I need to make it very clear that I am NOT making fun of anyone.  I am just giving you a window, hopefully with a smile, into the translational difficulties that I am surrounded with daily.  I have met many Taiwanese that speak English that is impressive to anyone who has some understanding the challenges of grammatical and pronunciation differences between the two languages.  I have met a few who speak it easily and mostly clearly.   Most of the time it takes commitment from all parties involved to try to communicate.  It all makes me feel very humble about my attempt to learn Chinese.

But back to the teapot…

It came in a box, with four sides like usual.

teapot box

After “reading” three sides of Chinese characters, I took it out of the box to look at it and decided it was a basic tea pot.  It would do the job of holding water and even possibly double as a beaker for Jesse’s science experiment.  See the nice pictures that show things like don’t put it in the freezer, but its okay in the refrigerator?

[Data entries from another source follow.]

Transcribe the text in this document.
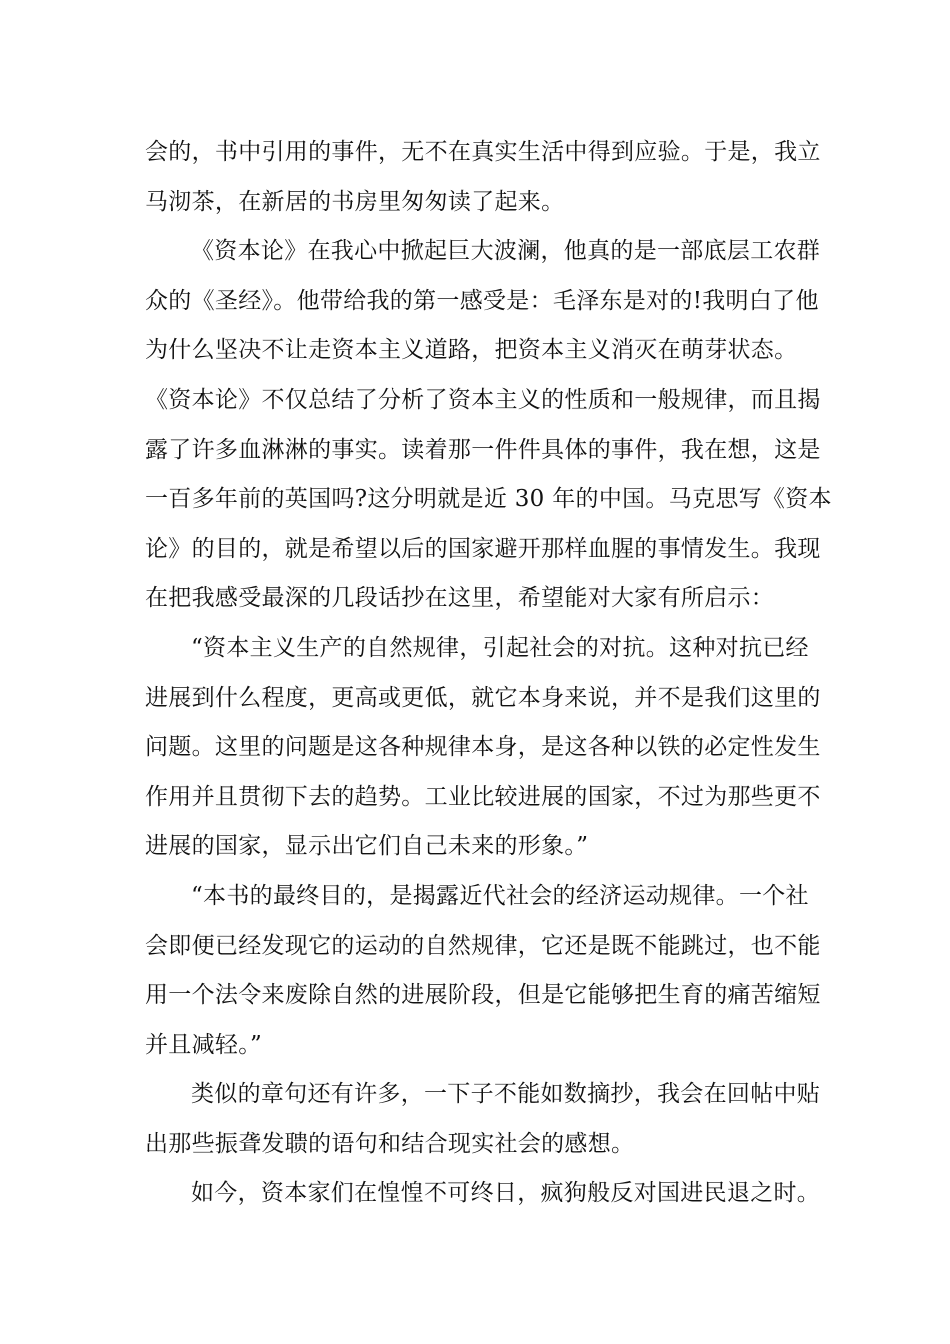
会的，书中引用的事件，无不在真实生活中得到应验。于是，我立
马沏茶，在新居的书房里匆匆读了起来。
《资本论》在我心中掀起巨大波澜，他真的是一部底层工农群
众的《圣经》。他带给我的第一感受是：毛泽东是对的!我明白了他
为什么坚决不让走资本主义道路，把资本主义消灭在萌芽状态。
《资本论》不仅总结了分析了资本主义的性质和一般规律，而且揭
露了许多血淋淋的事实。读着那一件件具体的事件，我在想，这是
一百多年前的英国吗?这分明就是近 30 年的中国。马克思写《资本
论》的目的，就是希望以后的国家避开那样血腥的事情发生。我现
在把我感受最深的几段话抄在这里，希望能对大家有所启示：
“资本主义生产的自然规律，引起社会的对抗。这种对抗已经
进展到什么程度，更高或更低，就它本身来说，并不是我们这里的
问题。这里的问题是这各种规律本身，是这各种以铁的必定性发生
作用并且贯彻下去的趋势。工业比较进展的国家，不过为那些更不
进展的国家，显示出它们自己未来的形象。”
“本书的最终目的，是揭露近代社会的经济运动规律。一个社
会即便已经发现它的运动的自然规律，它还是既不能跳过，也不能
用一个法令来废除自然的进展阶段，但是它能够把生育的痛苦缩短
并且减轻。”
类似的章句还有许多，一下子不能如数摘抄，我会在回帖中贴
出那些振聋发聩的语句和结合现实社会的感想。
如今，资本家们在惶惶不可终日，疯狗般反对国进民退之时。
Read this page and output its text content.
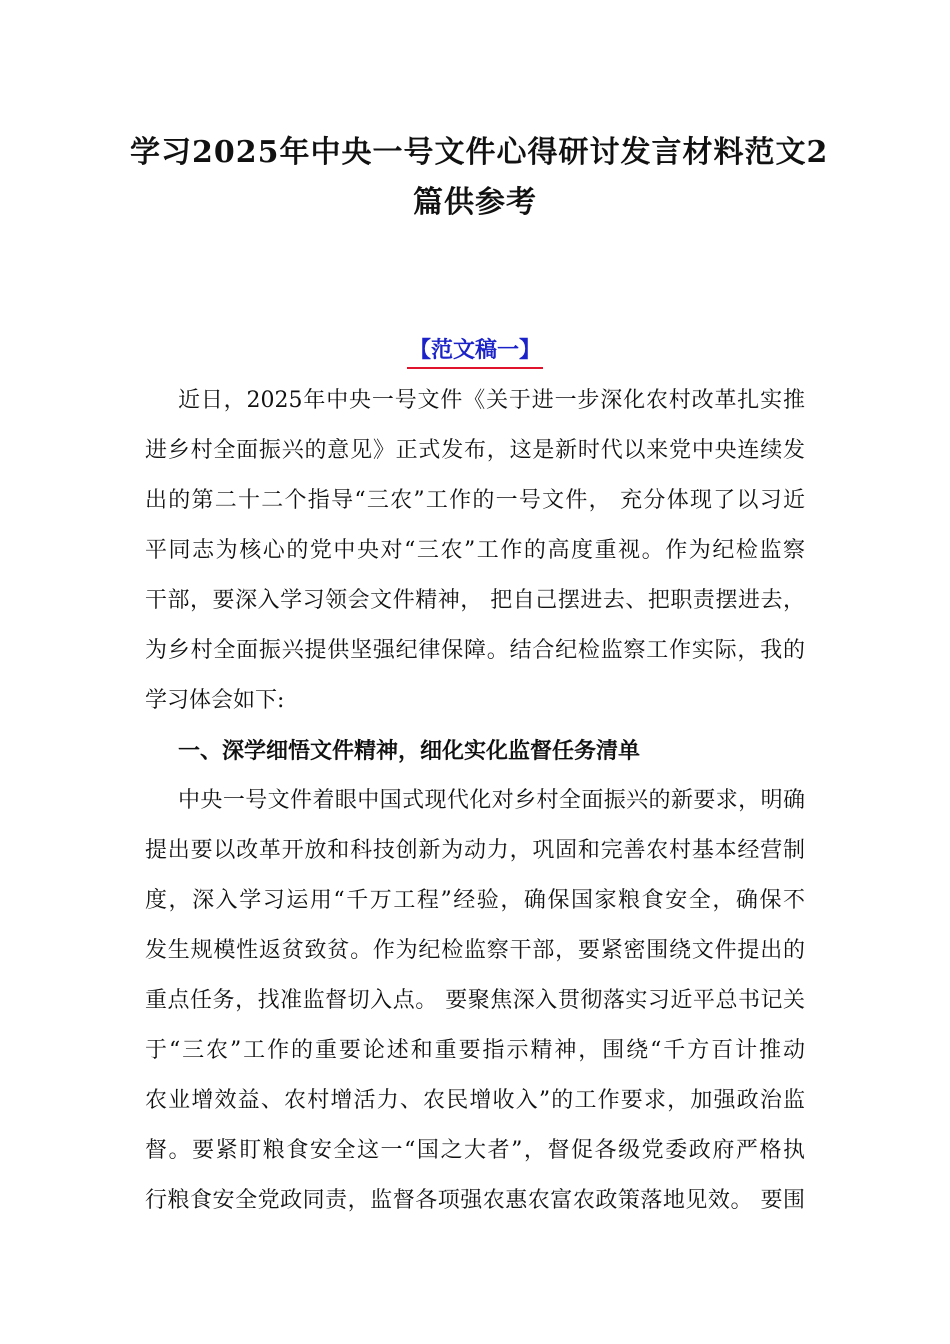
学习2025年中央一号文件心得研讨发言材料范文2
篇供参考
【范文稿一】
近日，2025年中央一号文件《关于进一步深化农村改革扎实推
进乡村全面振兴的意见》正式发布，这是新时代以来党中央连续发
出的第二十二个指导“三农”工作的一号文件， 充分体现了以习近
平同志为核心的党中央对“三农”工作的高度重视。作为纪检监察
干部，要深入学习领会文件精神， 把自己摆进去、把职责摆进去，
为乡村全面振兴提供坚强纪律保障。结合纪检监察工作实际，我的
学习体会如下:
一、深学细悟文件精神，细化实化监督任务清单
中央一号文件着眼中国式现代化对乡村全面振兴的新要求，明确
提出要以改革开放和科技创新为动力，巩固和完善农村基本经营制
度，深入学习运用“千万工程”经验，确保国家粮食安全，确保不
发生规模性返贫致贫。作为纪检监察干部，要紧密围绕文件提出的
重点任务，找准监督切入点。 要聚焦深入贯彻落实习近平总书记关
于“三农”工作的重要论述和重要指示精神，围绕“千方百计推动
农业增效益、农村增活力、农民增收入”的工作要求，加强政治监
督。要紧盯粮食安全这一“国之大者”，督促各级党委政府严格执
行粮食安全党政同责，监督各项强农惠农富农政策落地见效。 要围
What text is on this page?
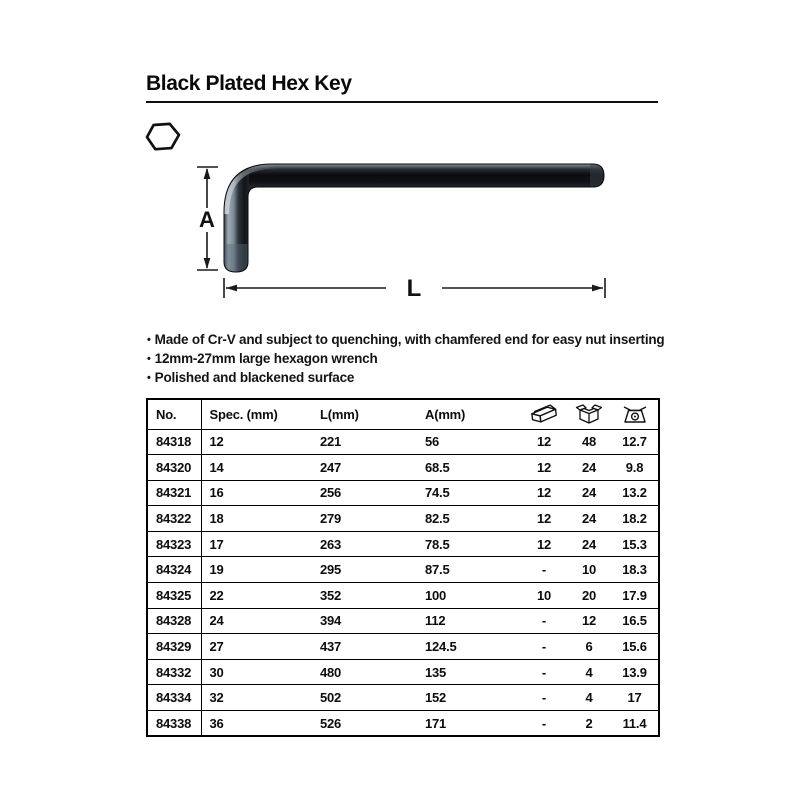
Black Plated Hex Key
A
L
• Made of Cr-V and subject to quenching, with chamfered end for easy nut inserting
• 12mm-27mm large hexagon wrench
• Polished and blackened surface
No.	Spec. (mm)	L(mm)	A(mm)	

84318	12	221	56	12	48	12.7
84320	14	247	68.5	12	24	9.8
84321	16	256	74.5	12	24	13.2
84322	18	279	82.5	12	24	18.2
84323	17	263	78.5	12	24	15.3
84324	19	295	87.5	-	10	18.3
84325	22	352	100	10	20	17.9
84328	24	394	112	-	12	16.5
84329	27	437	124.5	-	6	15.6
84332	30	480	135	-	4	13.9
84334	32	502	152	-	4	17
84338	36	526	171	-	2	11.4
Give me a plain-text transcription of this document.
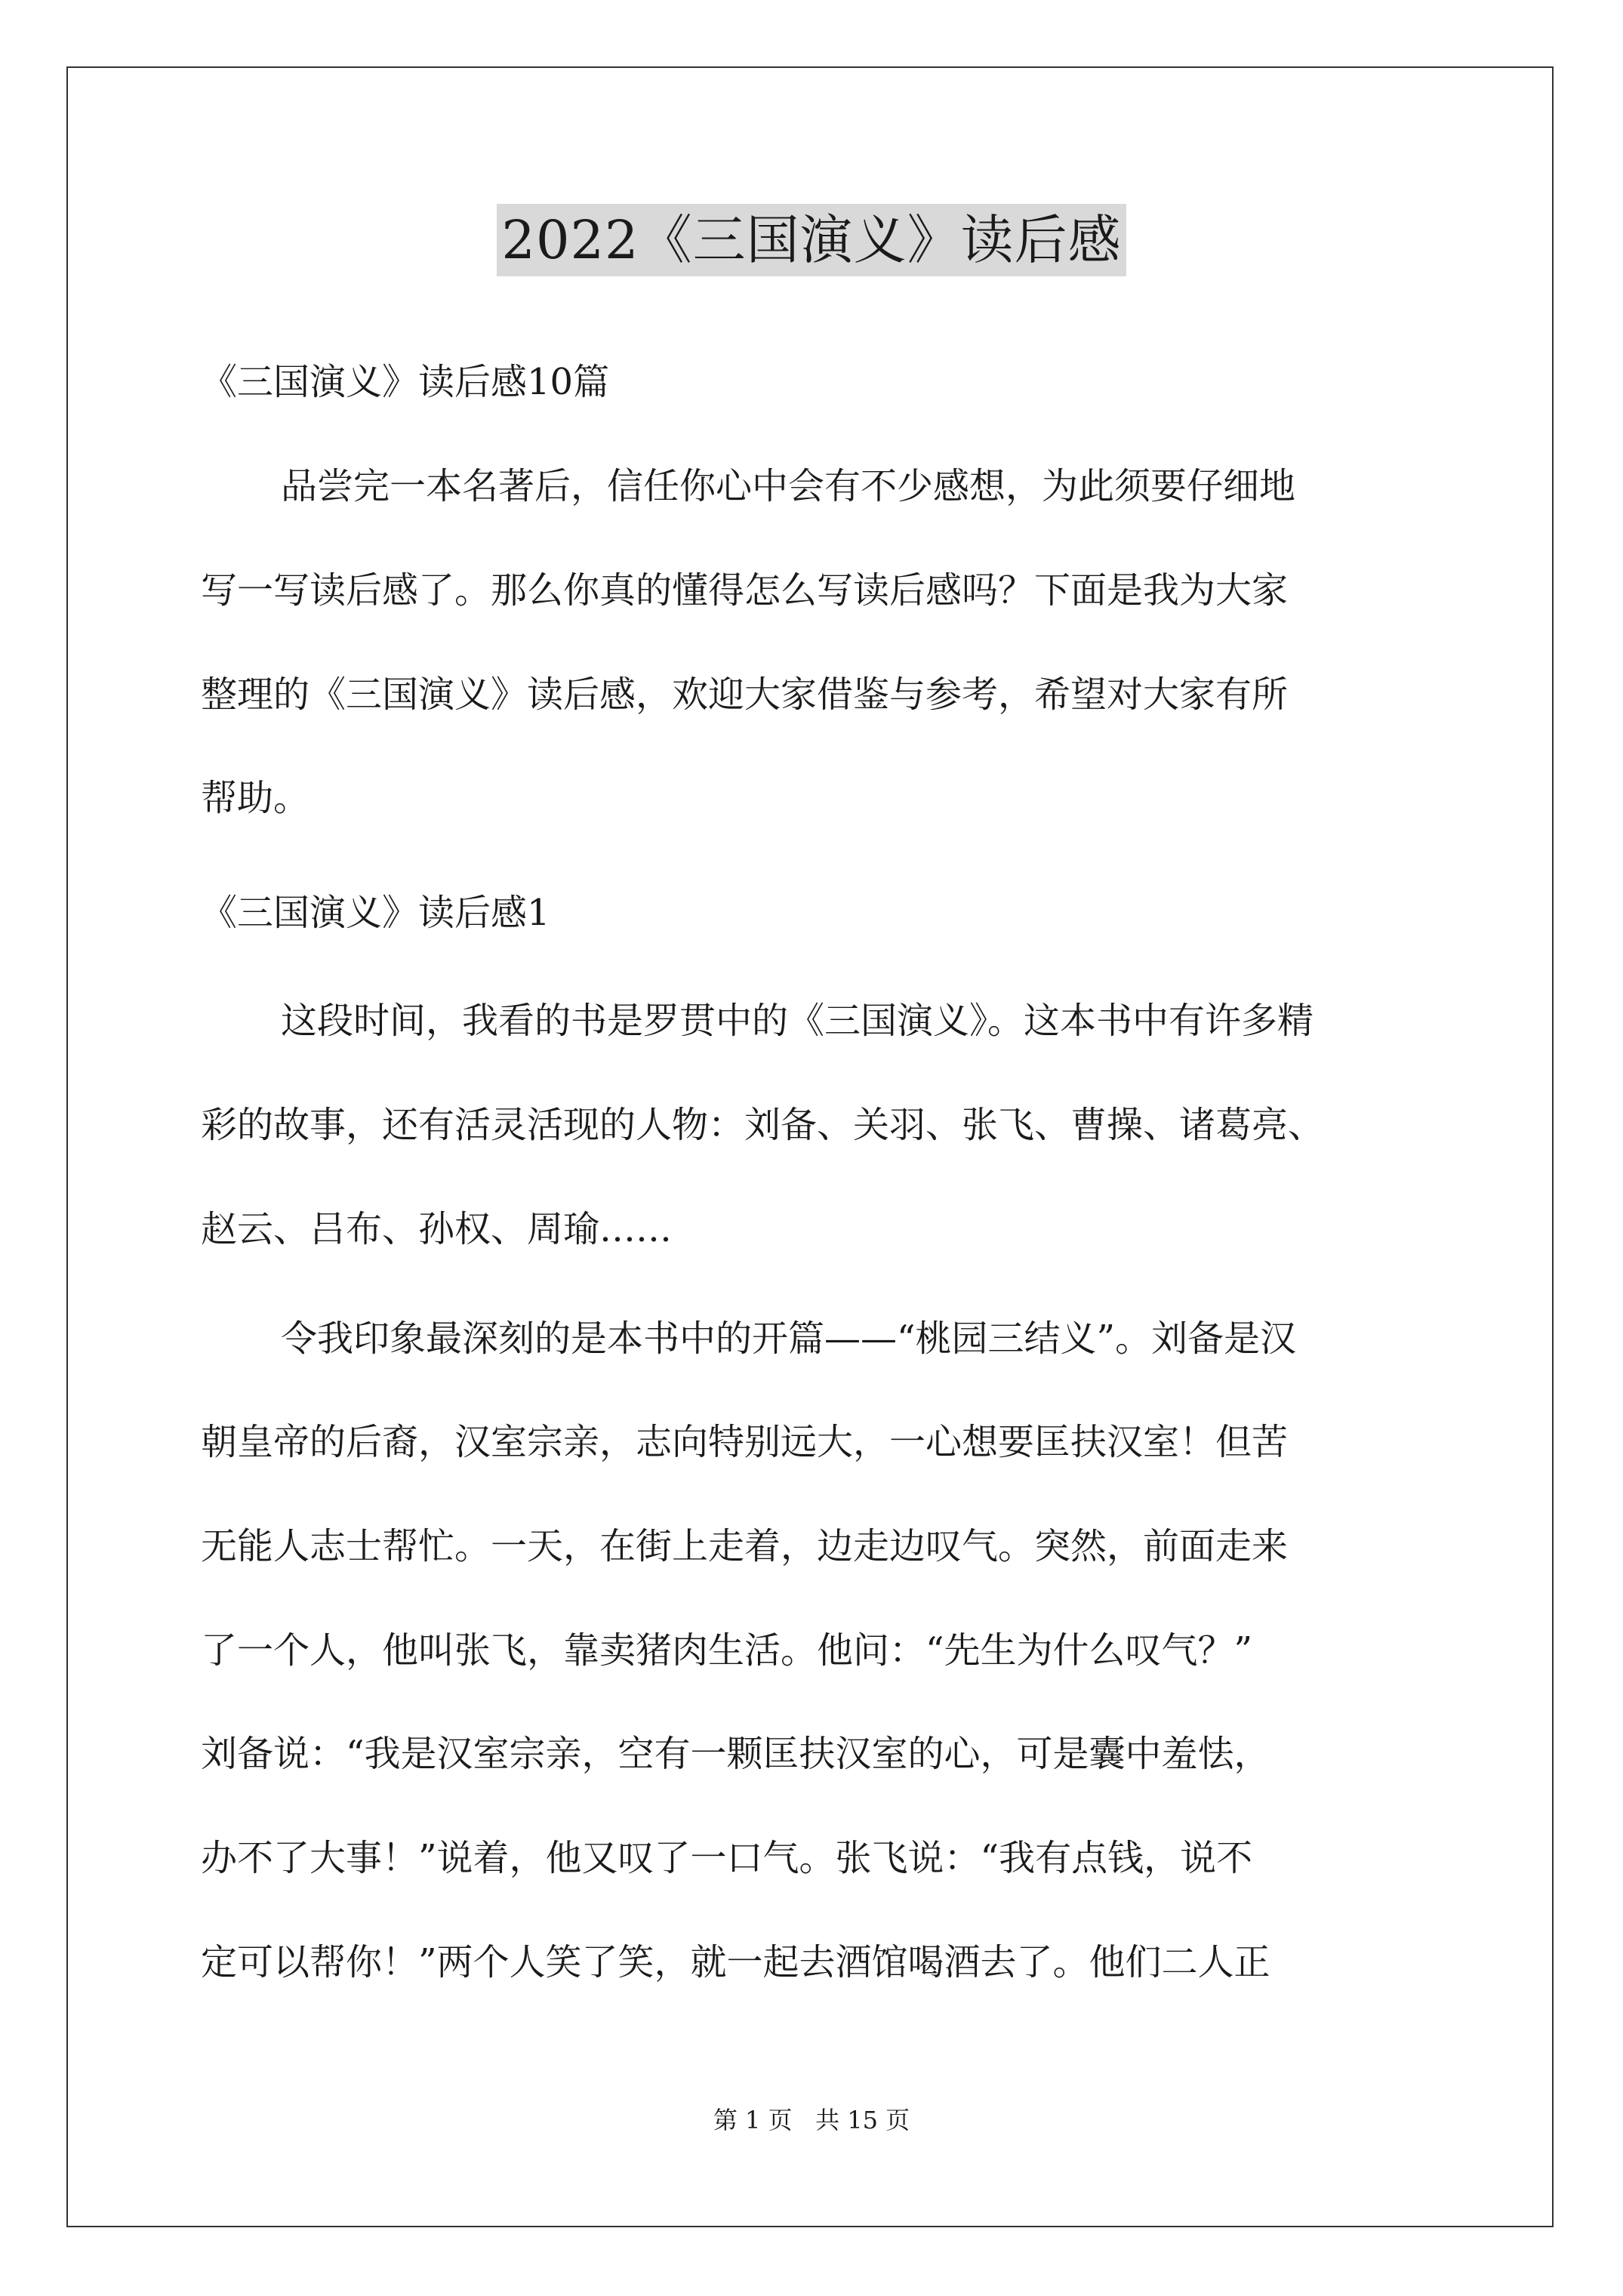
2022《三国演义》读后感
《三国演义》读后感10篇
品尝完一本名著后，信任你心中会有不少感想，为此须要仔细地
写一写读后感了。那么你真的懂得怎么写读后感吗？下面是我为大家
整理的《三国演义》读后感，欢迎大家借鉴与参考，希望对大家有所
帮助。
《三国演义》读后感1
这段时间，我看的书是罗贯中的《三国演义》。这本书中有许多精
彩的故事，还有活灵活现的人物：刘备、关羽、张飞、曹操、诸葛亮、
赵云、吕布、孙权、周瑜……
令我印象最深刻的是本书中的开篇——“桃园三结义”。刘备是汉
朝皇帝的后裔，汉室宗亲，志向特别远大，一心想要匡扶汉室！但苦
无能人志士帮忙。一天，在街上走着，边走边叹气。突然，前面走来
了一个人，他叫张飞，靠卖猪肉生活。他问：“先生为什么叹气？”
刘备说：“我是汉室宗亲，空有一颗匡扶汉室的心，可是囊中羞怯，
办不了大事！”说着，他又叹了一口气。张飞说：“我有点钱，说不
定可以帮你！”两个人笑了笑，就一起去酒馆喝酒去了。他们二人正
第 1 页   共 15 页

When I got it home, the kids were helping me put things away and Jesse said, “Did you read these directions, Mom?  It says you can’t put a fire under it.”  I exclaimed that it couldn’t be so and showed him the nice picture.  He showed me the English translation on the fourth side of the box.  Ah, good, you say, clarification!  Not so fast.  Let me show you the English translation.  I suggest you read it aloud for the full effect.

teapot instructions
Greg suggested that maybe if we read every other word… nope.  He’s still working on the code.  He really wants to figure out how it collects time, as well as how to utilize it winning capabilities.
But its a cute tea pot and I think we’ll be able to use it.  We’ll probably rest it inside of the wok over a burner.  Kind of like the hot pad in the pictures, even if I’m not really sure  what the pictures mean.  It only cost about $10.  Now, I need to find Jesse a glass thermometer for the experiment.  I have already determined that the pharmacy only sells electronic ones.  Can’t immerse those.  Maybe the cooking store, Greg says.  All I need is a simple thermometer.